Harris County Juvenile Court (Harris County Juvenile Probation Department)
Hours after losing his bid for re-election, a Harris County, Texas judge released almost all the youthful defendants who appeared in front of him, apparently saying it was what voters wanted.
Juvenile Court Judge Glenn Devlin asked the seven kids in his courtroom if they planned to kill someone before releasing them, the Houston Chronicle reported.
“He was releasing everybody,” said public defender Steven Halpert, who watched the string of surprising releases. “Apparently he was saying that’s what the voters wanted.”
“‘If I release you, are you going to go out and kill anybody?’” Halpert quoted Devlin as saying to his client and others.
After responding they wouldn’t, Devlin said ‘OK, you’re released,’” Halpert said.
Devlin and the county’s other two juvenile judges – all Republicans – were ousted from their seats in favor of Democrats on Tuesday by at least 10-point spreads. In all, Democrats swept 59 local Texas courts.
The American Civil Liberties Union is calling for an investigation into his actions, KTRK-TV reported.

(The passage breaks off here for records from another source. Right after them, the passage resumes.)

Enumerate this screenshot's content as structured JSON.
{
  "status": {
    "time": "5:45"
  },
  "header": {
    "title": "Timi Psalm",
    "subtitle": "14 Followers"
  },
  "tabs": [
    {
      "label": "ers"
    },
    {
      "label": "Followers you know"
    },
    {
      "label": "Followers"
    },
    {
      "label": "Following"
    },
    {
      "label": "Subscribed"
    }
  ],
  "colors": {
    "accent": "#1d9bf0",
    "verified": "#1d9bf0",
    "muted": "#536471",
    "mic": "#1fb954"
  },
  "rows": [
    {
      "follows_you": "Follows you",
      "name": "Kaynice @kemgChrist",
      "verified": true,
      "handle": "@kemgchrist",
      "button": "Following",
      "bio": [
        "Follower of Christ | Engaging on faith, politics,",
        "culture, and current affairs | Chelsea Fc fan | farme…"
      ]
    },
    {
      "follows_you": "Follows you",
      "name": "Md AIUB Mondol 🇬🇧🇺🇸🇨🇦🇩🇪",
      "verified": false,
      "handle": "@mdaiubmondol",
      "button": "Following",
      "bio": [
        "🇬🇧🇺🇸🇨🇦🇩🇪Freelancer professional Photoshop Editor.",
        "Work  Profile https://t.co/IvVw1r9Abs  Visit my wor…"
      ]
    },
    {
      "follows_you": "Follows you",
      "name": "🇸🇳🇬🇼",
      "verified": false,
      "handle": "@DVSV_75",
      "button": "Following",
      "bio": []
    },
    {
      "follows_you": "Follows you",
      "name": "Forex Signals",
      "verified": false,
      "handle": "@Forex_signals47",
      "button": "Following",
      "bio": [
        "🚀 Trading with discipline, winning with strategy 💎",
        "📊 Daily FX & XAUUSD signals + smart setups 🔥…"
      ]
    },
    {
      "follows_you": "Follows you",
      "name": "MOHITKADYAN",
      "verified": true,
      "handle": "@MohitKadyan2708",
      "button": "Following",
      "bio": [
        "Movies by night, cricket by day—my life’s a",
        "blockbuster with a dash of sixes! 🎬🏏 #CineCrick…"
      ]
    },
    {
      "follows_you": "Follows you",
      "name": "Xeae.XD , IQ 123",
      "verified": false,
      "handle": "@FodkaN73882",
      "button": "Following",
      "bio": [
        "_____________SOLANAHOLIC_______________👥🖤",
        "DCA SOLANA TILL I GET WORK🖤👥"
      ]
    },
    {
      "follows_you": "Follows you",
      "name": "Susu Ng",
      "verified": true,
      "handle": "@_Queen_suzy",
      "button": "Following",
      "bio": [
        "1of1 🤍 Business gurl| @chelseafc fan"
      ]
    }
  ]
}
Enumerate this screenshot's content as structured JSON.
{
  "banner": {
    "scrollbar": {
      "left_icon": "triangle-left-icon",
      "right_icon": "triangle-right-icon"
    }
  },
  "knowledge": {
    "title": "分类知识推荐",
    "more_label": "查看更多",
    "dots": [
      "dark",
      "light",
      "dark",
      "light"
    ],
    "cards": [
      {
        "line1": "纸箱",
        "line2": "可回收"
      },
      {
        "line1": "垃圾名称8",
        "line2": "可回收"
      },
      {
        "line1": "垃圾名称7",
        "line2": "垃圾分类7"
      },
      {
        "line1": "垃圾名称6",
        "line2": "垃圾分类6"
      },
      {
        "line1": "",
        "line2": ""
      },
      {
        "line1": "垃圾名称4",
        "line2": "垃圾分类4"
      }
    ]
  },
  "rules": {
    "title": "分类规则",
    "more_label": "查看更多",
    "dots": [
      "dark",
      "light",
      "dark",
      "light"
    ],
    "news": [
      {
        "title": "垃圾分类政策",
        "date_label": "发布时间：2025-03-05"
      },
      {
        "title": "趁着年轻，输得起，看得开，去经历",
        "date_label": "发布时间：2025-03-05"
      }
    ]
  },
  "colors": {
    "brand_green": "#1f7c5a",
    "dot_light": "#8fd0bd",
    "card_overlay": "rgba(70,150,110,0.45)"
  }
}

Prosecutors voiced their concerns over releasing offenders accused of everything from low-level misdemeanors to violent crimes. Four were facing aggravated robbery charges.
Criminal justice advocates were critical of Devlin’s judgment.
“Judge Devlin appears to be abdicating the basic responsibility of any sitting juvenile judge,” said Elizabeth Henneke of the Lone Star Justice Alliance, a group that works to get young people out of the justice system and into treatment programs.
A Chronicle investigation found that Devlin and another judge were responsible for more than one-fifth of children sent to the state’s juvenile prisons last year.
He has released kids facing serious charges before, but as long as they behaved in detention and will have sufficient supervision while free, Halpert said.
“He’s not one of those that never releases a kid charged with an aggravated robbery,” he told the paper. “But nobody has seen this before.”
Alex Bunin, Harris County’s chief public defender, was confused by Devlin’s sudden leniency.
“I’m not sure that I can wrap my arms around what he’s actually doing,” he said. “It’s a huge change and the only thing that has happened is that he was not elected so I don’t know what to attribute it to other than that.”